SNOW ON THE EQUATOR Mount Kenya, Kilimanjaro and the great African odyssey

‘To those who went to the War straight from school and survived it, the problem of what to do afterwards was peculiarly difficult.’

For H.W. ‘Bill’ Tilman, the solution lay in Africa: in gold prospecting,
mountaineering and a 3,000-mile bicycle ride across the continent.
Tilman was one of the greatest adventurers of his time, a pioneering
climber and sailor who held exploration above all else. He made
first ascents throughout the Himalaya, attempted Mount Everest,
and sailed into the Arctic Circle. For Tilman, the goal was always
to explore, to see new places, to discover rather than conquer.
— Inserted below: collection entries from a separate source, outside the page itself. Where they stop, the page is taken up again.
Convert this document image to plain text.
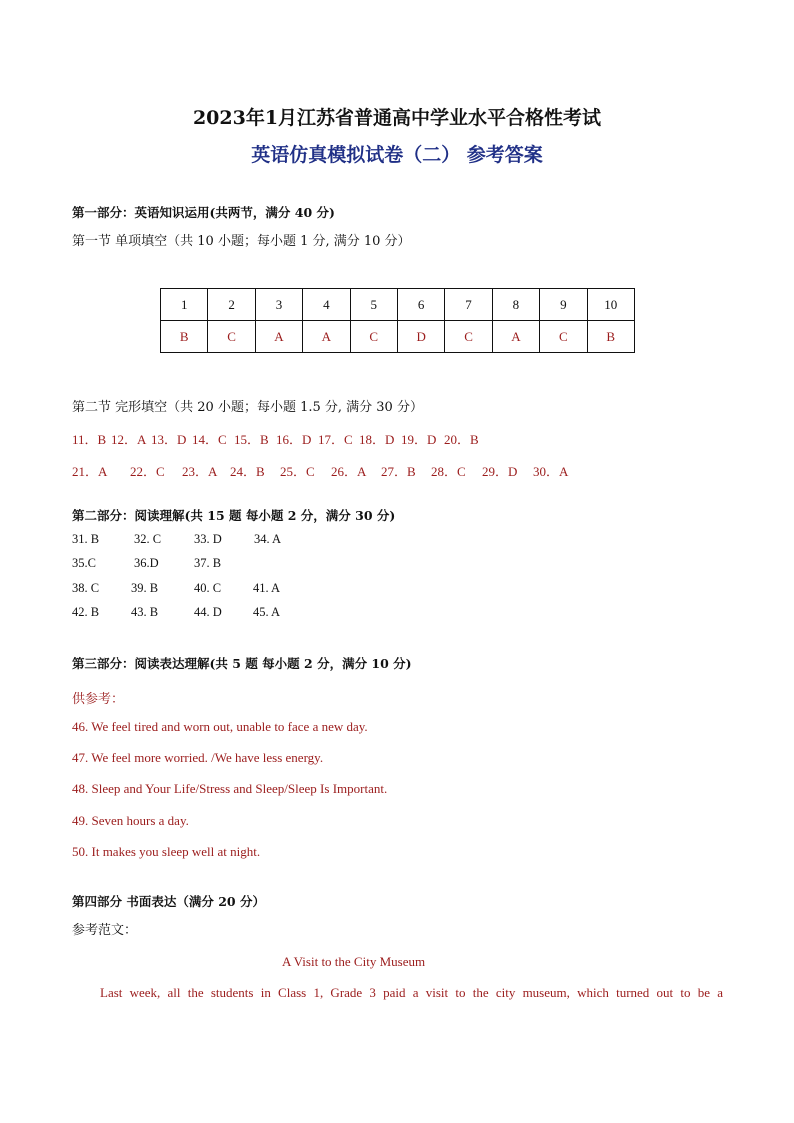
2023年1月江苏省普通高中学业水平合格性考试
英语仿真模拟试卷（二） 参考答案
第一部分：英语知识运用(共两节，满分 40 分)
第一节 单项填空（共 10 小题；每小题 1 分, 满分 10 分）
1	2	3	4	5	6	7	8	9	10
B	C	A	A	C	D	C	A	C	B
第二节 完形填空（共 20 小题；每小题 1.5 分, 满分 30 分）
11．B 12．A 13．D 14．C 15．B 16．D 17．C 18．D 19．D 20．B
21．A	22．C	23．A 24．B	25．C	26．A	27．B	28．C	29．D	30．A
第二部分：阅读理解(共 15 题 每小题 2 分，满分 30 分)
31. B	32. C	33. D	34. A
35.C	36.D	37. B
38. C	39. B	40. C	41. A
42. B	43. B	44. D	45. A
第三部分：阅读表达理解(共 5 题 每小题 2 分，满分 10 分)
供参考：
46. We feel tired and worn out, unable to face a new day.
47. We feel more worried. /We have less energy.
48. Sleep and Your Life/Stress and Sleep/Sleep Is Important.
49. Seven hours a day.
50. It makes you sleep well at night.
第四部分 书面表达（满分 20 分）
参考范文：
A Visit to the City Museum
Last week, all the students in Class 1, Grade 3 paid a visit to the city museum, which turned out to be a
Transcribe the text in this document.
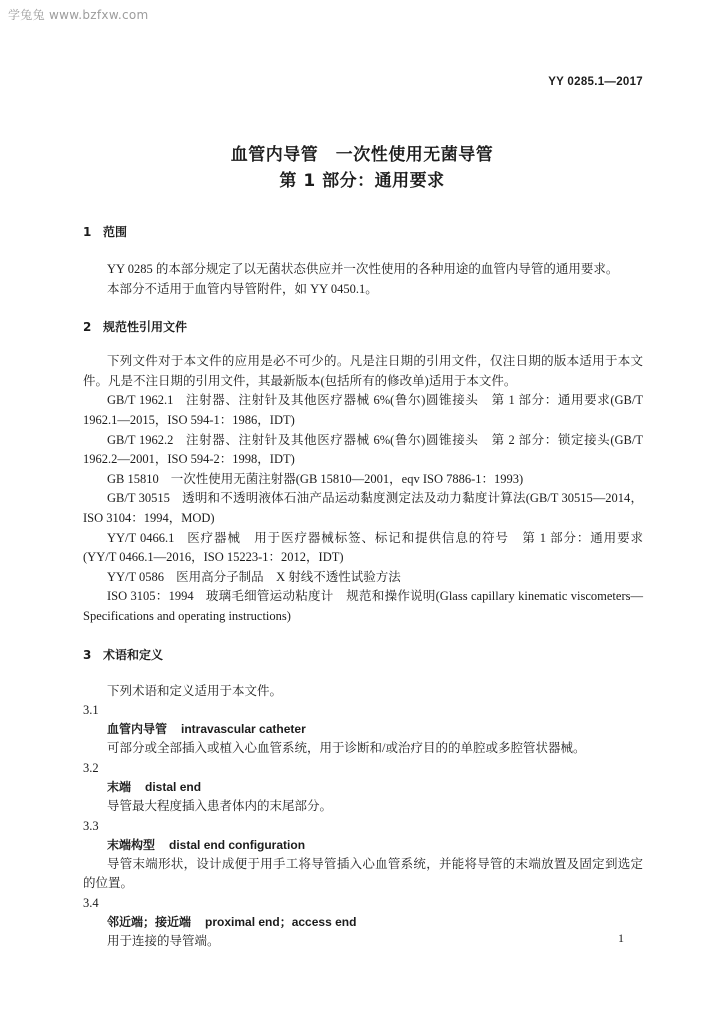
学兔兔 www.bzfxw.com
YY 0285.1—2017
血管内导管　一次性使用无菌导管
第 1 部分：通用要求
1 范围
YY 0285 的本部分规定了以无菌状态供应并一次性使用的各种用途的血管内导管的通用要求。
本部分不适用于血管内导管附件，如 YY 0450.1。
2 规范性引用文件
下列文件对于本文件的应用是必不可少的。凡是注日期的引用文件，仅注日期的版本适用于本文件。凡是不注日期的引用文件，其最新版本(包括所有的修改单)适用于本文件。
GB/T 1962.1 注射器、注射针及其他医疗器械 6%(鲁尔)圆锥接头　第 1 部分：通用要求(GB/T 1962.1—2015，ISO 594-1：1986，IDT)
GB/T 1962.2 注射器、注射针及其他医疗器械 6%(鲁尔)圆锥接头　第 2 部分：锁定接头(GB/T 1962.2—2001，ISO 594-2：1998，IDT)
GB 15810 一次性使用无菌注射器(GB 15810—2001，eqv ISO 7886-1：1993)
GB/T 30515 透明和不透明液体石油产品运动黏度测定法及动力黏度计算法(GB/T 30515—2014，ISO 3104：1994，MOD)
YY/T 0466.1 医疗器械　用于医疗器械标签、标记和提供信息的符号　第 1 部分：通用要求(YY/T 0466.1—2016，ISO 15223-1：2012，IDT)
YY/T 0586 医用高分子制品　X 射线不透性试验方法
ISO 3105：1994 玻璃毛细管运动粘度计　规范和操作说明(Glass capillary kinematic viscometers—Specifications and operating instructions)
3 术语和定义
下列术语和定义适用于本文件。
3.1
血管内导管 intravascular catheter
可部分或全部插入或植入心血管系统，用于诊断和/或治疗目的的单腔或多腔管状器械。
3.2
末端 distal end
导管最大程度插入患者体内的末尾部分。
3.3
末端构型 distal end configuration
导管末端形状，设计成便于用手工将导管插入心血管系统，并能将导管的末端放置及固定到选定的位置。
3.4
邻近端；接近端 proximal end；access end
用于连接的导管端。	1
First published in 1937, Snow on the Equator chronicles Tilman’s early
adventures; his transition from East African coffee planter to famed
mountaineer. After World War I, Tilman left for Africa, where he grew
coffee, prospected for gold and met Eric Shipton, the two beginning
their famed mountaineering partnership, traversing Mount Kenya and
climbing Kilimanjaro and Ruwenzori. Tilman eventually left Africa in
typically adventurous style via a 3,000-mile solo bicycle ride across
the continent—all recounted here in splendidly funny style.

Tilman is one of the greatest of all travel writers. His books are
well-informed and keenly observed, concerned with places and people
as much as summits and achievements. They are full of humour and
anecdotes and are frequently hilarious. He is part of the great British
tradition of comic writing and there is nobody else quite like him.